Ле Корбюзье хотел открывать новые пути в архитектуре
Трудно говорить о наследии Ле Корбюзье. Скорее нужно говорить о «разноследии», «разноследовании», о том, как мы это наследие забываем.
Он прошел почти через весь XX век. По его архитектуре, его трудам, скульптуре, живописи и лекциям, которые он читал во всем мире, сложно сказать конкретно и узко: «Вот наследие Ле Корбюзье». Его наследие очень полиморфно. Оно обретает эстетическую форму. Да, мы можем говорить о корбюзианстве, своеобразном маньеризме, который воплощается в зданиях его эпигонов или последователей, когда люди заимствуют у него нарисованные им формы. И - с другой стороны - громадное теоретическое наследие: и градостроительное, и эстетическое. Поэтому если просто сказать «наследие Ле Корбюзье», это ограничит многоплановость его творчества.
Заслуга Ле Корбюзье в том, что он исследовал и открывал пути в архитектуре. В 1930-е годы он создал пуристскую архитектуру, свои белые дома, и вывел теорию пяти отправных точек архитектуры (cтолбы-опоры, плоские крыши-террасы, cвободная планировка, расположение окон вдоль по фасаду, cвободный фасад - Полит.ру).
После войны архитектор частично отказался от своих теорий. Он принял гораздо более лирический образ. Например, Вилла Савой. Сравните Виллу Савой с такой церковью, как Капелла в Роншане. Они не похожи друг на друга, но они построены одним и тем же человеком. Какая громадная эстетическая разница! Корбюзье освобождается от прежних воззрений, но, с другой стороны, теоретизируется - и освобождается от своих прежних теорий.
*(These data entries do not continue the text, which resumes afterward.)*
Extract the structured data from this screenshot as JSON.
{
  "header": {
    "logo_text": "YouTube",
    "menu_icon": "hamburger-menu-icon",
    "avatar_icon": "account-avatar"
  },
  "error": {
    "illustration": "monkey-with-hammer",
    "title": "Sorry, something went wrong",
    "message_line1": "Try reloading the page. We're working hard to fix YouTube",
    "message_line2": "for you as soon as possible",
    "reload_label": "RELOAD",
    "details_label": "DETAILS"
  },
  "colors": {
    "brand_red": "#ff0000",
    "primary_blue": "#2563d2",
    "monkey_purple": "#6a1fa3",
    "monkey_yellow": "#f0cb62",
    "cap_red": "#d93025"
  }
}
Он все время, всю свою жизнь хотел открывать пути. Очень важным делом в его жизни была реализация «Лучезарного города» в Марселе.
Однако, ошибкой XX века была мысль, что город можно построить в один момент, как строят одно-единственное здание. Ле Корбюзье тоже придерживался этой ошибочной идеи. В градостроительных проектах нужно вызревание, последовательное построение. Но когда Ле Корбюзье приезжал в какой-то город и говорил, что надо все снести и построить по-другому, он скорее задавал направление, нежели надеялся, что все будет сделано буквально.
Он хотел задать полемический вектор. Задействовать население плюс своих коллег архитекторов, составляющих план потенциала города. Иногда это дает отголоски, иногда - нет, но, так или иначе, это порождает жизнь мысли. Когда смотришь на его архитектуру и находишь там ошибки, их нужно помещать в контекст эпохи.
Сегодня квартиры в зданиях Ле Корбюзье стоят дороже
Его путь разнообразен. Он исходил из машинизма, но в конце жизни он приходит к лиризму. Пример: его идея «Лучезарного города» - города, благоприятного для существования человека. Нужно встраивать каждое его здание в контекст. Это здание было построено после войны, стройка начиналась в 1947 году. Франция разорена, где-то 3 миллиона французов просто потеряли свои квартиры. Они люди, живущие плохо, без жилья, фактически, и надо их как-то расселить. И все архитекторы говорят об этом. Огюст Перре восстанавливает город Гавр. Люрса строит город на востоке Франции. Жан Пруве экспериментирует с системой индустриализованных металлических домов в городе Нанси. Корбюзье предлагает другую формулу. Я думаю, что нужно подумать об истоках его проектов здания, об истоках его мысли, чтобы затем уже судить, конструктивны ли эти его мысли - или, наоборот, деструктивны.
После войны
После войны был проведен опрос среди французов, в каких домах они хотели бы жить. Процентов семьдесят говорили, что они хотят жить в отдельных домах, но если для всех них построить отдельные дома, то не хватит территории Франции. Чего еще хотели французы? Хотели не слышать соседей, хотели иметь садик перед домом, школу и магазины рядом.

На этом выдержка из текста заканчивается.